I am developing a app in ruby on rails for a local business. The pages are 'static', but changeable through a backend CMS I am building for them. Is there a best practice to creating a controller for static pages? Right now I have a sites controller with all static routes, like this.
routes.rb
get "site/home"
get "site/about_us"
get "site/faq"
get "site/discounts"
get "site/services"
get "site/contact_us"
get "site/admin"
get "site/posts"
or would I be better off creating member routes for the site controller like this without the crud, because a 'Site' will not need to have the CRUD.
resources :sites, :except => [:index, :new, :create, :update, :destroy]
member do
get :home
get :about_us
get :faq
get :discounts
get :services
get :contact_us
get :admin
get :posts
end
Or is there a best practice / better way? Any answers would be appreciated. Thanks
If the static pages list are not going to increase, then you can keep the list, but if you want a dynamic list like site/any_new_url , save the routes as
get 'site/:cms_page' => 'cms#show' # all requests matching site/any_page will go CmsController, show method
This will help reduce keep the routes from bloating, but the downside is you do not know what all routes are the valid ones. Your sample code can be
def show
@page_data = Page.find_by_page(:params[:cms_page])
end
show.html.erb
<%= @page_data.html_safe %>
Dunno yet if I consider this a best practice or an abomination but here is what I came up with when tackling the same problem.
My reasoning is that the site was providing some specified functionality (which doesn't really matter for this discussion) + a bunch of information about the organisation itself (about us, contact, FAQ, homepage blurb, whatever). Since all that data was really related to the organisation, an Organisation model seemed reasonable with each of those things as attributes. Here is the model:
class Organisation < ActiveRecord::Base
...validations stuff...
def self.attrs_regex
Regexp.new(self.attrs.join("|"))
end
def self.attrs
self.column_names.reject{|name| name =~ /id|created_at|updated_at/}
end
end
Then I use the attrs class method to generate routes based on the columns. This is in my routes.rb:
Organisation.attrs.each do |attr|
get "#{attr}" => "organisation##{attr}", :as => attr.to_sym
get "#{attr}/edit" => "organisation#edit", :as => "#{attr}_edit".to_sym, :defaults => { :attribute => attr }
post "#{attr}" => "organisation#update", :as => :organisation_update, :defaults => { :attribute => attr}, :constraints => Organisation.attrs_regex
end
The controller gets a little weird and I am not thrilled with the code here but here it is anyway.
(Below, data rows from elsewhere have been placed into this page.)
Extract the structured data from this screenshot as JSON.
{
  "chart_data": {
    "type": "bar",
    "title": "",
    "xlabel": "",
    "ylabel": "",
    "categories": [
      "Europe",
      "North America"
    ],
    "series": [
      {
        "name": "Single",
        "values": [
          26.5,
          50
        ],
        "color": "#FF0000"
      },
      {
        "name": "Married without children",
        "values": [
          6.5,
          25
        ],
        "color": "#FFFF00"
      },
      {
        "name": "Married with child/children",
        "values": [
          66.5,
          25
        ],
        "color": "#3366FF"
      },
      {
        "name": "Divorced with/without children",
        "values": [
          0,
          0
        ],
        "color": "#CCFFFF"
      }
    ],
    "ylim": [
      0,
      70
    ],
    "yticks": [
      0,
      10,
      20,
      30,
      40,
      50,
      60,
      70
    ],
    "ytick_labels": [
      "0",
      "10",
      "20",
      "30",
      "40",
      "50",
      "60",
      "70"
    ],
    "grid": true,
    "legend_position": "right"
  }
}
I need to make sure the attribute is set and available to the views so I can do the right thing there so I set it in the application controller:
class ApplicationController < ActionController::Base
protect_from_forgery
before_filter :set_attribute
def set_attribute
@attribute = action_name.parameterize
end
end
For the organisation controller I just set the @organisation variable to be the first and only row in the database in the before_filter and then let Rails do its usual magic of calling the method, failing, and rendering a view of the same name. The edit action just uses one view file to edit all the different attributes:
class OrganisationController < ApplicationController
before_filter :set_organisation
def edit
authorize! :edit, @organisation
@attribute = params[:attribute].parameterize
end
def update
authorize! :update, @organisation
@attribute = params[:attribute]
respond_to do |format|
if @organisation.update_attributes(params[:organisation])
format.html do
redirect_to "/#{@attribute}", notice: t('successful_update')
end
format.json { head :ok }
else
format.html { render action: "edit" }
end
end
end
private
def set_organisation
@organisation = Organisation.first
end
end
So that is where I ended up. Like you I hit up SO to tap into the seething mass of genius here but ended up with disappointing results. If there is something better out there I am still hoping to find it.
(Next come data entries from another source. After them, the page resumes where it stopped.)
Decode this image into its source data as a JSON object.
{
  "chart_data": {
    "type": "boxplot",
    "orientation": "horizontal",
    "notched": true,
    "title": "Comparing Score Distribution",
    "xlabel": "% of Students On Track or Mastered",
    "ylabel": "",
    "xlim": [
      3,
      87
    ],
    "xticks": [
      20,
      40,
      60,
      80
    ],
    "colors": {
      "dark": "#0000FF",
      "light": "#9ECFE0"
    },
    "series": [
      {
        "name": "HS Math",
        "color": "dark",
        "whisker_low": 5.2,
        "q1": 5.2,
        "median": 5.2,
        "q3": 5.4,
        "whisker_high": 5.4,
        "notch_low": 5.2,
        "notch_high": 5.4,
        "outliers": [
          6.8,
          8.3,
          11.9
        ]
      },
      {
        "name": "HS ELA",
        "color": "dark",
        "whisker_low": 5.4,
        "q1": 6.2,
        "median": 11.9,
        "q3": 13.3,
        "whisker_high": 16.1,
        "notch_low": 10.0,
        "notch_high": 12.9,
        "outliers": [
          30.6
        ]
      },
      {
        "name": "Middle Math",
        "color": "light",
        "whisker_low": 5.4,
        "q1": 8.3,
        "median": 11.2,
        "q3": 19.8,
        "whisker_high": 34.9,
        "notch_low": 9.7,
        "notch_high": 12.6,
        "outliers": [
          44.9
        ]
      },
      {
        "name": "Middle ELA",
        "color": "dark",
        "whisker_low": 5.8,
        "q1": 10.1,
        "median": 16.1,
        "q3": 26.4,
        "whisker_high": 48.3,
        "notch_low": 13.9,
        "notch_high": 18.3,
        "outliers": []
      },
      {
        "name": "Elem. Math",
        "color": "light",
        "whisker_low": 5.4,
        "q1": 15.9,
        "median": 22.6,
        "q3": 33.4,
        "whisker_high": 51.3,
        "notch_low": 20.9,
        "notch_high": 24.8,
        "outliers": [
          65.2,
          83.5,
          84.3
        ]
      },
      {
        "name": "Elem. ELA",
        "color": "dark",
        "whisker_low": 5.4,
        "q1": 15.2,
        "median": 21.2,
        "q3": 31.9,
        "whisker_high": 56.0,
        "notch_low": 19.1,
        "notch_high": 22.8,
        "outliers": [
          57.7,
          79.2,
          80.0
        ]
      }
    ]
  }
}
What I like about what I did is that routes are automatically generated based on the structure of the organisation table.
What I don't like about what I did is that routes automatically generated based on the structure of the organisation table.
I know I will pay for that design decision when I have to deal with i18n routing and there are probably a thousand other reasons that this is a bad idea that I have yet to discover but for the moment I have a happy client.
In the end this is not a suggestion that you should do this, but I am hoping to give you more than I got so you can advance your thinking on this and hopefully end up a little closer to that best practice.
If you are going to construct a CMS, which likely connects to a database, and allow your customer to change the text on the pages of their site, I would not recommend using static pages. In Rails terms, a static page would refer to creating html files in your /views/pages directory. If you go this route, then you're walking outside of the way that Rails was designed.
I believe that what you want to do is create tables in the database that correspond to and store the data for your posts, etc. You can pull information into the controller from the model that it corresponds to and then user a view to display the data. You can create a layout for these pages and then create controllers for each of the pages that you add.
As far as routes, I would recommend using the following:
map.resource :controller_name
you then would add the code that displays the information from the CMS in the corresponding show controller action and view for each page.